2026/6/29 · 8:23
Top-conf paper digest — week of June 23-29, 2026
Nine arXiv papers from the June 23-29 recent batches, grouped by vision, LLM systems and safety, agents, and ML auditing. This issue highlights ICML/ICLR/CVPR-tagged work on MLLM evaluation, jailbreak internals, ternary quantization, long-context decoding, privacy audits, embodied cooperation, and 3D world modeling.
The strongest batch this week is less about one dominant theme than about tool-making: evaluation rubrics for MLLMs, safer internals for refusal behavior, cheaper LLM serving, and better control loops for embodied or visual reasoning all show up in the same arXiv window.
Selection rule: I kept main-conference or clearly top-conference-tagged arXiv entries from the June 23-29 recent batches and excluded workshop-only papers.
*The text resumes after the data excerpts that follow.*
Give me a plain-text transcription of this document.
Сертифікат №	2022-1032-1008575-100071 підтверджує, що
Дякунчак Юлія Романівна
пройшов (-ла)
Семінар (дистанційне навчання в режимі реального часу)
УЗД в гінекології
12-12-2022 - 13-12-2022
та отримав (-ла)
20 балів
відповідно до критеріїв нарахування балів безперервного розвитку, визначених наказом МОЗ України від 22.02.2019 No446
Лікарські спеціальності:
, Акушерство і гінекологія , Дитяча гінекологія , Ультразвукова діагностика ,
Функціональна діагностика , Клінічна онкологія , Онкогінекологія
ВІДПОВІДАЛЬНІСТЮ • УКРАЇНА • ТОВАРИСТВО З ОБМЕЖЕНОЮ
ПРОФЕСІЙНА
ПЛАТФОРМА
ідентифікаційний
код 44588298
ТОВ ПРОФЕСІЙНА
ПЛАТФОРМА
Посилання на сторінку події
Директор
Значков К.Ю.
When arXiv comments explicitly say accepted, oral, or published, the status below says so; otherwise the entry is marked as a conference-tagged preprint.
At a glance
| Area | Paper | Status | Why open it |
|---|---|---|---|
| Vision / evaluation | PerceptionRubrics | ICML 2026-tagged preprint | Tests whether MLLMs satisfy mandatory visual facts, not just average rubric scores. 1 |
| Agents / embodied AI | LLawCo | Accepted to ICML 2026 | Converts failure cases into explicit cooperation laws for multi-agent embodied planning. 2 |
| LLM safety | Robust Harmful Features | ICML 2026 oral | Identifies attention heads whose suppression can induce jailbreak-like behavior, then uses persistent safety activations for detection. 3 |
| ML methods / auditing | RECAST | Accepted to ICML 2026 | Reconstructs black-box classifier behavior from limited samples and one-sided counterfactual explanations. 4 |
| Vision / 3D simulation | P3Sim | Published at CVPR 2026 | Treats perceptual simulation as conditional inference over RGB, depth, flow, and 3D transforms. 5 |
| LLM compression | CAT-Q | ICML 2026 oral | Post-training ternary quantization with 512 calibration samples instead of massive QAT runs. 6 |
| LLM systems | Dustin | Accepted to ICML 2026 | Uses draft-model lookahead and target-model attention history to cut long-context speculative-decoding verification cost. 7 |
| Privacy / data audits | Natural identifiers | Accepted to ICLR 2026 | Uses naturally occurring hashes and short URLs as post-hoc audit anchors for trained LLMs. 8 |
| Vision-language reasoning | ActiveScope | ICML 2026-tagged preprint | Actively localizes and rechecks high-resolution image evidence before answering. 9 |
Vision and multimodal evaluation
PerceptionRubrics: Calibrating Multimodal Evaluation to Human Perception
Area tag: Vision / MLLM evaluation
arXiv: 2606.28322
Authors / institutions: Yana Wei, Hongbo Peng, Yanlin Lai, Liang Zhao, Kangheng Lin, En Yu, Keyu Lv, Han Zhou, Yin Tang, Haodong Li, Mitt Huang, Hangyu Guo, Jianjian Sun, Zheng Ge, Xiangyu Zhang, Daxin Jiang, Vishal M. Patel; the extracted arXiv HTML did not expose a clear affiliation block. 10
Peer-review status: ICML 2026 appears in the arXiv comments, but the comment does not explicitly say accepted, so I treat it as a conference-tagged preprint. 1
The paper argues that many MLLM benchmarks are too forgiving because they average partial correctness. PerceptionRubrics instead builds 1,038 dense images and 12,004 instance-specific rubrics, split into Must-Right criteria for essential visual facts and Easy-Wrong criteria for fine-grained errors. Its gated score drops to zero when a mandatory fact fails. 10
The headline result is a persistent open-closed gap: Seed-2.0-Lite scores 70.07 overall, while the best open-source model in the reported table, Qwen3.5-397B-A17B, scores 61.61. The benchmark also reports Pearson correlation 0.916 and Spearman correlation 1.000 with Vision Arena human preference, higher than DOCCI or DetailCaps in the extracted comparison. 10
Takeaway: open it if you evaluate MLLMs on dense screenshots, documents, UI, STEM figures, or puzzles. The most useful idea is the mandatory-fact gate: a model that gets ten small details right but misses the one needed fact should not receive a high perceptual score.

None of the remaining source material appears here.